Other reform-minded initiatives will be enhanced by more robust analytics, which also can then measure a program's success and cost-effectiveness. Consider disease management: Analytics that integrate clinical and claims data will help assess which patients might benefit from disease management programs. Analytics can assess whether interventions met expectations and what areas might need fine-tuning.
Keeping up with the genome
As medical information grows and medicine becomes more personalized, even the most conscientious physician will not be able to keep up with the flood of information needed to make informed decisions. Within the next few years, treatment of a single individual's hypertension may evaluate more than a hundred genomic markers.
Looking forward, analytics likely will play a role in understanding which tests are appropriate for which patients and at what time. Eventually, we will be looking to systems to compare the actual gene sequence (the genotype) with the clinical expression of an anomaly (the phenotype). This will require a great deal of computational muscle, but offers benefits financially and in optimizing care.

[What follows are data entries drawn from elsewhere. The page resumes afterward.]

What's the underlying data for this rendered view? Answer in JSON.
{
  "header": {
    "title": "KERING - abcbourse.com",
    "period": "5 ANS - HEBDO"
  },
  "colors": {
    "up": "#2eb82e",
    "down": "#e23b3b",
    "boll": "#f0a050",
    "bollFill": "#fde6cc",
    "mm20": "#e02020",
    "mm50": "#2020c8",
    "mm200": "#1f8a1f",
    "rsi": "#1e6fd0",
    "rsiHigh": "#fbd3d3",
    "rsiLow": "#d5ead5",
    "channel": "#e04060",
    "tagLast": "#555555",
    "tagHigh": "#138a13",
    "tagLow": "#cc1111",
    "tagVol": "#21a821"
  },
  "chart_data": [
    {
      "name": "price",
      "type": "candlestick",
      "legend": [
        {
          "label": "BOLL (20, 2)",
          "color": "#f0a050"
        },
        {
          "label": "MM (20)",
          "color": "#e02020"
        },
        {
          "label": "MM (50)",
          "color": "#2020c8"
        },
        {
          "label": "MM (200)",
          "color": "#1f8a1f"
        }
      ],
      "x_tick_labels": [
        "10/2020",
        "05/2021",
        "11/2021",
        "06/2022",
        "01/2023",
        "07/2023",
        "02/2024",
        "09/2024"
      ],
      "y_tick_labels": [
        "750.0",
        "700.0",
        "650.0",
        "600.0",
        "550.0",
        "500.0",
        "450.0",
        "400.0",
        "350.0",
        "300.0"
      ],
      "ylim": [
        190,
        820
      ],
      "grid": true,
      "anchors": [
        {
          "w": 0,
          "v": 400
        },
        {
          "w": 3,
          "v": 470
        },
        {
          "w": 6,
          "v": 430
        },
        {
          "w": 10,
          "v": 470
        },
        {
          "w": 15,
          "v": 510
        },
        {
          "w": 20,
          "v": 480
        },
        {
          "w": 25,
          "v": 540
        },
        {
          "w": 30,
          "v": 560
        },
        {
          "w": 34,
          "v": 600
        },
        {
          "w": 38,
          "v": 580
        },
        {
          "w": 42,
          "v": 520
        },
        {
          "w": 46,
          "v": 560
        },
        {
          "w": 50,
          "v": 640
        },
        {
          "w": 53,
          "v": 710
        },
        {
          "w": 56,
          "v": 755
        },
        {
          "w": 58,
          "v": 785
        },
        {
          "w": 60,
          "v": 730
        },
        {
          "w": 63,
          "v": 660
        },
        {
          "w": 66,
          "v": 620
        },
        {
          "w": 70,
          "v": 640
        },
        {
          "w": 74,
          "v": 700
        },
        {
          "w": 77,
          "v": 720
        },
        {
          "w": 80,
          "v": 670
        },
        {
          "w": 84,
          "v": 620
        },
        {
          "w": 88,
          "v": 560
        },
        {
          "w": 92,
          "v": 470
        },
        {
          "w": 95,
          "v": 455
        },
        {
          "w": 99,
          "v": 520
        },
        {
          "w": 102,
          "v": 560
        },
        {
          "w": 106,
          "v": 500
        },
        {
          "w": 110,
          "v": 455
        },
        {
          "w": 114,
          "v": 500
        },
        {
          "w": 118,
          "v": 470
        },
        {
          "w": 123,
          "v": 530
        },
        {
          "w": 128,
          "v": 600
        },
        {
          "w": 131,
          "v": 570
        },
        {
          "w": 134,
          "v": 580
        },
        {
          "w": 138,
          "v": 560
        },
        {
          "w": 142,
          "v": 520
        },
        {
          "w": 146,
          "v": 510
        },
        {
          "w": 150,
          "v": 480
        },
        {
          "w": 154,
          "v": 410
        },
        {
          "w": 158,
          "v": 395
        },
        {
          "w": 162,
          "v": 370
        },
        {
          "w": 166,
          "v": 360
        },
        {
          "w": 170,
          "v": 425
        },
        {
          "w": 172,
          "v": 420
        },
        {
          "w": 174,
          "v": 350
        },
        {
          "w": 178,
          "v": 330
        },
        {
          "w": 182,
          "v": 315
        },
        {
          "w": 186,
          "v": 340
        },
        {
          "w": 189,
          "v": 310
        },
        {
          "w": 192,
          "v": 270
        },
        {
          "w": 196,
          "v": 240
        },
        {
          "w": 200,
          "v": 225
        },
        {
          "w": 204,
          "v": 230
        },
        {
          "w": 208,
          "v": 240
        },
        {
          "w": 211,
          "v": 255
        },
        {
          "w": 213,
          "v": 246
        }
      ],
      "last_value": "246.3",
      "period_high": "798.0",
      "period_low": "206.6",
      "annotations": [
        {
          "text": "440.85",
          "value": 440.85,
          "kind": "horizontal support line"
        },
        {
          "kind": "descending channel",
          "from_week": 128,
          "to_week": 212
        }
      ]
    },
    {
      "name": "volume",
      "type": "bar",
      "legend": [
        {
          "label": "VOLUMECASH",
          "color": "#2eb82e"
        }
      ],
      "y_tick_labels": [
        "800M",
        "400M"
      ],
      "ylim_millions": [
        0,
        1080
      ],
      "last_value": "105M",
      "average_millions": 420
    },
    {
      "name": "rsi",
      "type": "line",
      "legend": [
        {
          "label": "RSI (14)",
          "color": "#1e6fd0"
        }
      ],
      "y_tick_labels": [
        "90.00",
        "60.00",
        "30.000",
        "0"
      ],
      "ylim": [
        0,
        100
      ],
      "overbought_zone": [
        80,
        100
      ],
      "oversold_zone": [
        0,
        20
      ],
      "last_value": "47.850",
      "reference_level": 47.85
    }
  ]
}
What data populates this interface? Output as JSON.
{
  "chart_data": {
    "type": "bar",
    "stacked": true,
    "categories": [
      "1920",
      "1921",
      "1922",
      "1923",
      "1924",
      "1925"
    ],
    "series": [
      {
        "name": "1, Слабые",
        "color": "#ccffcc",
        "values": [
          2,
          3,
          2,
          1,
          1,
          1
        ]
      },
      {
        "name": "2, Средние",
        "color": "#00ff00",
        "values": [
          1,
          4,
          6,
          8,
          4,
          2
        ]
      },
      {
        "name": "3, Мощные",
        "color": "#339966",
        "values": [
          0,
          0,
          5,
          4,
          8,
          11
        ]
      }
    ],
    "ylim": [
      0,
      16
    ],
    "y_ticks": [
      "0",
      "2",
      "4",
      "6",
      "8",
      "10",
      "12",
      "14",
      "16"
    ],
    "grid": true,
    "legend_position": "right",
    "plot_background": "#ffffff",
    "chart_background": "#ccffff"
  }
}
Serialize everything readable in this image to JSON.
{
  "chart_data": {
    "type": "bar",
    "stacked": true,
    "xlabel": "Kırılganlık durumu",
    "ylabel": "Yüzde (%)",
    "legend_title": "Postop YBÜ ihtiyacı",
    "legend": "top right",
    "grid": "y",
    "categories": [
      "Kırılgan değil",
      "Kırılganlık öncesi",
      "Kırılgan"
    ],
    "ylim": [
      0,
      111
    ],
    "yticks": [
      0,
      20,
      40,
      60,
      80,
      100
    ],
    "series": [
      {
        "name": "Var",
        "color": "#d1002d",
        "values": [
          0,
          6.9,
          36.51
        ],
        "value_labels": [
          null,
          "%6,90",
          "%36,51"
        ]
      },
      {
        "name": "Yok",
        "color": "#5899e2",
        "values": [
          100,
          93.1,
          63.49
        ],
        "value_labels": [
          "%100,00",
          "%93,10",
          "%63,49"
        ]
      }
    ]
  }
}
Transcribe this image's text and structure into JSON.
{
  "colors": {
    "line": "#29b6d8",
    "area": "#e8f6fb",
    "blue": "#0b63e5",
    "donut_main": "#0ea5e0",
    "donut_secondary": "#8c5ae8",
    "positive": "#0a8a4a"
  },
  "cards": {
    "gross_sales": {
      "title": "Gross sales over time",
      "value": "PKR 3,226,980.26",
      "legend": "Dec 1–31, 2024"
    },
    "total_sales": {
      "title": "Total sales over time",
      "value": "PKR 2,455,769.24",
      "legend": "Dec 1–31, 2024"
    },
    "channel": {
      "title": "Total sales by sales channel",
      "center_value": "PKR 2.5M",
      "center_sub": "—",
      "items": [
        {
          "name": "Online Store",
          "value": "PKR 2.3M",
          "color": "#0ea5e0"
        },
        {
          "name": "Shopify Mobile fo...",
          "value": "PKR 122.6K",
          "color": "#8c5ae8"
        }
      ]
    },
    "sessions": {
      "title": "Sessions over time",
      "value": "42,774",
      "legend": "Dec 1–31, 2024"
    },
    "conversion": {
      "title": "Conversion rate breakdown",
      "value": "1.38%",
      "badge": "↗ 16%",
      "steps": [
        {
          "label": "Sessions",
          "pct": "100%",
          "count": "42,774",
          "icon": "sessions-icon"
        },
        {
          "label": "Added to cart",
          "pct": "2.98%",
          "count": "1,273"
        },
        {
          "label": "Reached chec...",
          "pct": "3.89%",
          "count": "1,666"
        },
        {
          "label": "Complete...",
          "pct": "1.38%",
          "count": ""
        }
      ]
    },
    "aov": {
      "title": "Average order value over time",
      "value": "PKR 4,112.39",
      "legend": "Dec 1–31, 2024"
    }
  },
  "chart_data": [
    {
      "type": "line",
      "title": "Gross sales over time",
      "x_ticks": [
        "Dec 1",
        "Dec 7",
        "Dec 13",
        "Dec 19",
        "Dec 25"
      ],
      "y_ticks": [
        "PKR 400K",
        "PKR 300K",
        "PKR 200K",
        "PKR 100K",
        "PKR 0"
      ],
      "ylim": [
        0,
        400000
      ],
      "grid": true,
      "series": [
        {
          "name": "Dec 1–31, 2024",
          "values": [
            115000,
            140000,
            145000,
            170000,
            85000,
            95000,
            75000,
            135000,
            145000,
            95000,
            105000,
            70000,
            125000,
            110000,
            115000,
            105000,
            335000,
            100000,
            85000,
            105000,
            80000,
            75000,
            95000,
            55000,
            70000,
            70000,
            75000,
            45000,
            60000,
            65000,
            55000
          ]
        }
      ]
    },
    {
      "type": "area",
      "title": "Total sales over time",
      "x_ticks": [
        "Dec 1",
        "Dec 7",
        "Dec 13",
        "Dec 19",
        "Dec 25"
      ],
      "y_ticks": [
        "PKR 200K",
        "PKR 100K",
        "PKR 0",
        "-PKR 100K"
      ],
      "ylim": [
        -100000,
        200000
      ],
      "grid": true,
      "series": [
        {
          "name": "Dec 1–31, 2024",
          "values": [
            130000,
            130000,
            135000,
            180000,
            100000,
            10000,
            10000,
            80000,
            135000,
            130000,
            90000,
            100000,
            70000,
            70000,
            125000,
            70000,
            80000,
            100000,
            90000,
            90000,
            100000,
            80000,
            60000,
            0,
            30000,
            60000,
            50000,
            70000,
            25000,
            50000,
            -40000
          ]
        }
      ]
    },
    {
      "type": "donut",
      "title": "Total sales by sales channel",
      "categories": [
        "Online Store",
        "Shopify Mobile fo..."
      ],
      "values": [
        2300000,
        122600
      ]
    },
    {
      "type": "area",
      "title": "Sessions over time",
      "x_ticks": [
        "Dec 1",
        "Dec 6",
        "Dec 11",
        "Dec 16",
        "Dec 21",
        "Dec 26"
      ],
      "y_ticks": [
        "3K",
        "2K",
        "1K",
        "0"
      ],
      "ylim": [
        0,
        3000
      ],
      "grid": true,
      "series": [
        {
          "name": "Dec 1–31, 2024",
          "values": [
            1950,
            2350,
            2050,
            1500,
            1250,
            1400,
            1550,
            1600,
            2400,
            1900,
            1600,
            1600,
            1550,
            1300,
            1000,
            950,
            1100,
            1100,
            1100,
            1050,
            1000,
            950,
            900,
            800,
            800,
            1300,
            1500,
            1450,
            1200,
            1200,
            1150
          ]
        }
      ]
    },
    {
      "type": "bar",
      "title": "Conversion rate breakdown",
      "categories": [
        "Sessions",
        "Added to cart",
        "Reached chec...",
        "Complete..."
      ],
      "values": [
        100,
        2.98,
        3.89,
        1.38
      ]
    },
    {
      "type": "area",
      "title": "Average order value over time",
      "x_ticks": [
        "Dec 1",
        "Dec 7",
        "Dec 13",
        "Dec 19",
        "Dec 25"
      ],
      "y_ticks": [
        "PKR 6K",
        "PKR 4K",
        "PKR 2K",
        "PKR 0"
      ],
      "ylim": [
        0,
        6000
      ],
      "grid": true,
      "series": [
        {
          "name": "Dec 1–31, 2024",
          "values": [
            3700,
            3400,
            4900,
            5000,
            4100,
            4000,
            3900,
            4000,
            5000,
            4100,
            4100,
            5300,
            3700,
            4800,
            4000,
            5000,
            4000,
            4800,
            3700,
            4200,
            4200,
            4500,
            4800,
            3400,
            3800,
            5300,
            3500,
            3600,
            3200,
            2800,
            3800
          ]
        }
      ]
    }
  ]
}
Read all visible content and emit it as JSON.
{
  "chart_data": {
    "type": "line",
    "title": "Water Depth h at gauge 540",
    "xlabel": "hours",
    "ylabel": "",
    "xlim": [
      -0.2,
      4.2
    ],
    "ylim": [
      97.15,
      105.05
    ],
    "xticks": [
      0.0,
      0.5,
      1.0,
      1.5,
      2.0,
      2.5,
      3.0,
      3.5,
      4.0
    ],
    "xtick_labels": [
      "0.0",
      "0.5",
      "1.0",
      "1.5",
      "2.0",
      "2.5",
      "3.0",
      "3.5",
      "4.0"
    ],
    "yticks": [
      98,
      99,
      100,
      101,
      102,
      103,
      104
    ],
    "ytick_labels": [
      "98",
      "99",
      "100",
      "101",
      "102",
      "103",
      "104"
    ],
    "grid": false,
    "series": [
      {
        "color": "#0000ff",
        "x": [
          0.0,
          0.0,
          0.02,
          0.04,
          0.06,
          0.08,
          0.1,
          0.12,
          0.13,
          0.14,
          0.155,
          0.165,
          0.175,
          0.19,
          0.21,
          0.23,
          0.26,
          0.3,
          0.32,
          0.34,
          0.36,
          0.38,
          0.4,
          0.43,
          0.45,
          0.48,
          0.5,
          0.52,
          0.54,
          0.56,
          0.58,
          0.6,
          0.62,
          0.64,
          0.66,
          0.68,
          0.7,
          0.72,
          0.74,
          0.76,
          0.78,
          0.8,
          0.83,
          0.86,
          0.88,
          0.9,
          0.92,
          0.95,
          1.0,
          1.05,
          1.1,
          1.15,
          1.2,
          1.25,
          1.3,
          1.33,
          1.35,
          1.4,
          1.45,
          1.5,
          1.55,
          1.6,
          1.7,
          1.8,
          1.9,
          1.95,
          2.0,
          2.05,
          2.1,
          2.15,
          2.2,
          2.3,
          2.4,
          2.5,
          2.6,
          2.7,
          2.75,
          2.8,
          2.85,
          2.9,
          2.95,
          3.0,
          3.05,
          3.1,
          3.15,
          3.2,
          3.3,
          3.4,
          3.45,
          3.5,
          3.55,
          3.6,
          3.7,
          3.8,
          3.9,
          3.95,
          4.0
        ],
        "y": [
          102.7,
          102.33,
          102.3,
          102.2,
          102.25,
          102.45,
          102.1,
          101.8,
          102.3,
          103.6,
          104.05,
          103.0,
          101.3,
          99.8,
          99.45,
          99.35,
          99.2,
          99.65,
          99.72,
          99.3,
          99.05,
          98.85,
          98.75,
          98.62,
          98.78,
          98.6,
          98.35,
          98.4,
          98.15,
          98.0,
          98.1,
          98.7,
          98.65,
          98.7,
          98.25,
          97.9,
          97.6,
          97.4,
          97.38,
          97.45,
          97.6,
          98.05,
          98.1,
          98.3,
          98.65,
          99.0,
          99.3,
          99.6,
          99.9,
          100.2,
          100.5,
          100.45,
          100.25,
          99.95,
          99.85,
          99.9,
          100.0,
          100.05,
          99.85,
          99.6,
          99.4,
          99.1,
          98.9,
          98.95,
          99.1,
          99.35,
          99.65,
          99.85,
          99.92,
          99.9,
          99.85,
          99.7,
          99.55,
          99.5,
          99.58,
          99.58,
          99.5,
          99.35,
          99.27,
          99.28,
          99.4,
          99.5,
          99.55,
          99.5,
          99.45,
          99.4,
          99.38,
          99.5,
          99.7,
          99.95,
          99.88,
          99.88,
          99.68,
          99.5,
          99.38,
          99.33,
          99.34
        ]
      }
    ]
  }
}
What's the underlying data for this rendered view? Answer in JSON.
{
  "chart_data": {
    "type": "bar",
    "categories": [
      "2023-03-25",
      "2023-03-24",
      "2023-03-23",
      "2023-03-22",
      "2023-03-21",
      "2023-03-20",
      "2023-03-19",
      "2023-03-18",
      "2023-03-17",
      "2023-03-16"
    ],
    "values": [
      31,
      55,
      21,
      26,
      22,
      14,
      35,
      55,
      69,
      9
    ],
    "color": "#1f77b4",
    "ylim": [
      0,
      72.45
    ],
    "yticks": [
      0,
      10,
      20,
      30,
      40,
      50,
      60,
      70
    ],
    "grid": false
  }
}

For now, the next generation of analytics will connect providers and payers with shared information from a multi-sourced central repository and produce configurable reports that deliver the right information to the right people at the right time. For decades, plans told providers, "We don't have the data." The data is there now and new analytics can help us harness and communicate that data to drive better clinical care decisions.
Douglas Moeller, MD, is medical director at McKesson Health Solutions in Malvern, PA.